Duke enters the 2026 NCAA Tournament with a No. 1 overall seed, a 32-2 record and a medical problem that cannot be hidden by bracket graphics. The Blue Devils earned the top line after dominating the Atlantic Coast Conference, but the mood around the program changed once point guard Caleb Encourage and center Patrick Ngongba both reached March with foot injuries. The report was published March 16, 2026, after selection results turned Duke from a favorite into the most watched health story in the field.
Coach Jon Scheyer still guided Duke to the ACC tournament title, which says plenty about the roster. It also risks making the injury issue look smaller than it is. A conference tournament allows a staff to shorten games, lean on familiar opponents and survive one imperfect matchup. The national tournament gives every opponent a full week of film, a neutral floor and forty minutes to attack the exact place where a favorite is thin.
Duke Depth Becomes the Question
Encourage is the larger concern because Duke’s offense loses its most reliable organizer when he is unavailable. His pressure release value shows up against traps, late-clock possessions and the ugly stretches where a young team needs one calm decision instead of another difficult jumper. A walking boot does not automatically end a tournament, but it changes how opponents defend the first pass and how aggressively they test Duke’s secondary guards.

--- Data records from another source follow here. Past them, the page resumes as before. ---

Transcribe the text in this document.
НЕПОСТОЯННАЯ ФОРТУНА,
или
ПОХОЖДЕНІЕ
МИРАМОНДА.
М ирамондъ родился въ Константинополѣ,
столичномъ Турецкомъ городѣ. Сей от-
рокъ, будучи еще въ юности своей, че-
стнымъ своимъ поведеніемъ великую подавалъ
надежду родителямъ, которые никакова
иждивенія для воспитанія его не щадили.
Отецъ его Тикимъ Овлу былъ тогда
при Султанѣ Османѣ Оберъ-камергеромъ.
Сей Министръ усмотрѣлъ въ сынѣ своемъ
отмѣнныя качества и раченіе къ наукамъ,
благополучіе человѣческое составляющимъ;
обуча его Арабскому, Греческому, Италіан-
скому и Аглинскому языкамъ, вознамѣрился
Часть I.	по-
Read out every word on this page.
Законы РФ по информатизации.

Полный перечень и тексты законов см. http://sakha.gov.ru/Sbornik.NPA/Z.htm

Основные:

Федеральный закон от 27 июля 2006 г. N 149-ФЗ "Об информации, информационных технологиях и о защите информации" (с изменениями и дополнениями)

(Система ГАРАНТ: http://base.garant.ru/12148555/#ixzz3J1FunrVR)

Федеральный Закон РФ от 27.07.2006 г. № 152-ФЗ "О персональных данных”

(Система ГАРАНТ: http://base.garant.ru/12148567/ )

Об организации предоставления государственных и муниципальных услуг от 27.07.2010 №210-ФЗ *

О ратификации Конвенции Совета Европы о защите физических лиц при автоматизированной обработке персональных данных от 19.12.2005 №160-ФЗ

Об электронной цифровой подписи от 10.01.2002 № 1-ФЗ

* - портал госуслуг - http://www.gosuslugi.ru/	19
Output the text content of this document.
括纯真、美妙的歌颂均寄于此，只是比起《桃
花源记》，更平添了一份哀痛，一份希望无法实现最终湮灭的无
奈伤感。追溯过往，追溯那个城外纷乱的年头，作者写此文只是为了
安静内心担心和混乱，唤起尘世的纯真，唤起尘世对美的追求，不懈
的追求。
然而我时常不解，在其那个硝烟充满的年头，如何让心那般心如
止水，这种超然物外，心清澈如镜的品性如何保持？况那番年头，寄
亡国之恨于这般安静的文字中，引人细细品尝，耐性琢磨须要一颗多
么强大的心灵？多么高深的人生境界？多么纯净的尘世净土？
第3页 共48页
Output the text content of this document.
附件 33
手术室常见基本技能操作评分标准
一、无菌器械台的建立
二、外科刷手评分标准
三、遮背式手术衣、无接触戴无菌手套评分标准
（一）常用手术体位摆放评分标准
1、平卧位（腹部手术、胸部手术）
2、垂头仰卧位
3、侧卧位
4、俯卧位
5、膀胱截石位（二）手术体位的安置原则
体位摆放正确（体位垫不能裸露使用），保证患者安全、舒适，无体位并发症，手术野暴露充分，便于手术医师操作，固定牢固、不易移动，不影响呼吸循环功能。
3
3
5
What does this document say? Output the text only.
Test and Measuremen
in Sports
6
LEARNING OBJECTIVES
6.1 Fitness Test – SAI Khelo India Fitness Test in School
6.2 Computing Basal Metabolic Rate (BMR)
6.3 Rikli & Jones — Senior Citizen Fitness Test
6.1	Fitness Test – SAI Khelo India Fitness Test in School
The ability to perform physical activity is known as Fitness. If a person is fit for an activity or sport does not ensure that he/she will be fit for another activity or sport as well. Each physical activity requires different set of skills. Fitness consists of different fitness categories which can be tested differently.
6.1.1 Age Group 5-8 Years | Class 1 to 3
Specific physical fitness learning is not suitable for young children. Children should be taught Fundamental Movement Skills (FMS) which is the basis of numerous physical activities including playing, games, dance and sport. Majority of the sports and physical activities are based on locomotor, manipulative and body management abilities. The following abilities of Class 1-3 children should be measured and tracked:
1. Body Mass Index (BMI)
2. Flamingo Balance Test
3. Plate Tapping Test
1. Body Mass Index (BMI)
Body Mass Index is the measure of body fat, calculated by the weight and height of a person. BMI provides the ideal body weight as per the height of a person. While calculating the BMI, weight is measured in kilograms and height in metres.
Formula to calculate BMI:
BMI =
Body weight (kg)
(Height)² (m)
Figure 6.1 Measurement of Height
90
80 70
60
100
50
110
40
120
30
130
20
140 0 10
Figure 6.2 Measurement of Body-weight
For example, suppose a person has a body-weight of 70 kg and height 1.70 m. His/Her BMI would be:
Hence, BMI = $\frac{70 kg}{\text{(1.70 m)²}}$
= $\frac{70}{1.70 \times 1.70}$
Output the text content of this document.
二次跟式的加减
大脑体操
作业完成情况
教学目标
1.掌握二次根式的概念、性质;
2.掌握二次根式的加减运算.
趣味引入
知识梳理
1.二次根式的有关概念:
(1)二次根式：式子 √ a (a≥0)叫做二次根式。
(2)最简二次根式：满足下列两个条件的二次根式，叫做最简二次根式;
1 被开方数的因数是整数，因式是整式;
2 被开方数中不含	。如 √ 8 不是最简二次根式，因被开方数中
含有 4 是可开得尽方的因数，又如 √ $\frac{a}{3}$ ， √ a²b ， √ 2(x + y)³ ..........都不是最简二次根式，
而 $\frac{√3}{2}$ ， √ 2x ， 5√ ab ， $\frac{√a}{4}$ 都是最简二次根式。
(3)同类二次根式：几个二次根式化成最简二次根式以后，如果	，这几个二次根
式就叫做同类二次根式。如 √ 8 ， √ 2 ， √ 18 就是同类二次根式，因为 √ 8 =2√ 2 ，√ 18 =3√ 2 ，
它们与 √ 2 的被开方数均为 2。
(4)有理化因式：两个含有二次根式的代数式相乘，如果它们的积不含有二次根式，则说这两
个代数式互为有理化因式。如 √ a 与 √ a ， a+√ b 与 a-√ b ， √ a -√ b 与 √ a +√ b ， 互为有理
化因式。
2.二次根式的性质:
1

Ngongba’s injury creates a different problem. His presence near the rim gives Duke a defensive margin that cannot be replaced by simply playing faster. Without him at full strength, the Blue Devils have to protect the glass with guards, avoid foul trouble from smaller frontcourt lineups and still keep enough spacing for the offense to breathe. That is a lot to ask from a group already carrying championship expectations.
The SportsLine model still treats Duke as a major title threat, but projections can smooth over what single-elimination basketball does not forgive. A favorite can survive one cold shooting night. It can survive one starter at less than full strength. Surviving both, while every opponent treats the game like its season’s defining chance, is where the math begins to look cleaner than the sport itself.
East Region Leaves Little Margin
Kansas is the obvious team positioned to benefit if Duke’s injuries linger. Darryn Peterson gives the Jayhawks a scorer who can punish switching defenses, and their frontcourt has enough size to turn every missed box-out into a problem. The path is not built only around Kansas, either. Mid-major opponents in March rarely need to be better for six weeks; they only need to be sharper for two hours.
Betting markets have responded with caution rather than panic. Duke remains near the top of national title boards, yet the movement around alternate winners shows that sportsbooks understand the fragility of a favorite with two injured starters. Bettors may still want the brand, the seed and the roster ceiling. The price, however, has to account for the possibility that Duke is not fully Duke until it is too late.
The Blue Devils can answer the concern by winning early without asking either injured player to carry too much. That means cleaner defensive rebounding, more controlled tempo and better shot selection from the supporting cast. If Duke has to chase games in the first weekend, the injury story stops being background noise and becomes the central explanation for every hurried possession.
A Favorite Can Still Look Fragile
The uncomfortable truth is that college basketball sells March as a celebration while treating injured teenagers as moving parts in a billion-dollar bracket machine. Duke has done enough to deserve the top seed. That does not mean the sport should pretend that a medical staff can erase the cost of a long season in a few practice sessions. The bracket will call Duke the favorite; the floor will ask whether the favorite has enough healthy bodies to act like one.
This is where the Blue Devils’ status becomes less glamorous than it sounds. A healthy Duke team can bully the East Region. A compromised one has to manage minutes, absorb contact and hope that opponents fail to press the weakness everyone can see. That is not a scandal, but it is a warning. March does not reward the best resume; it rewards the team whose body holds together when the schedule stops offering mercy.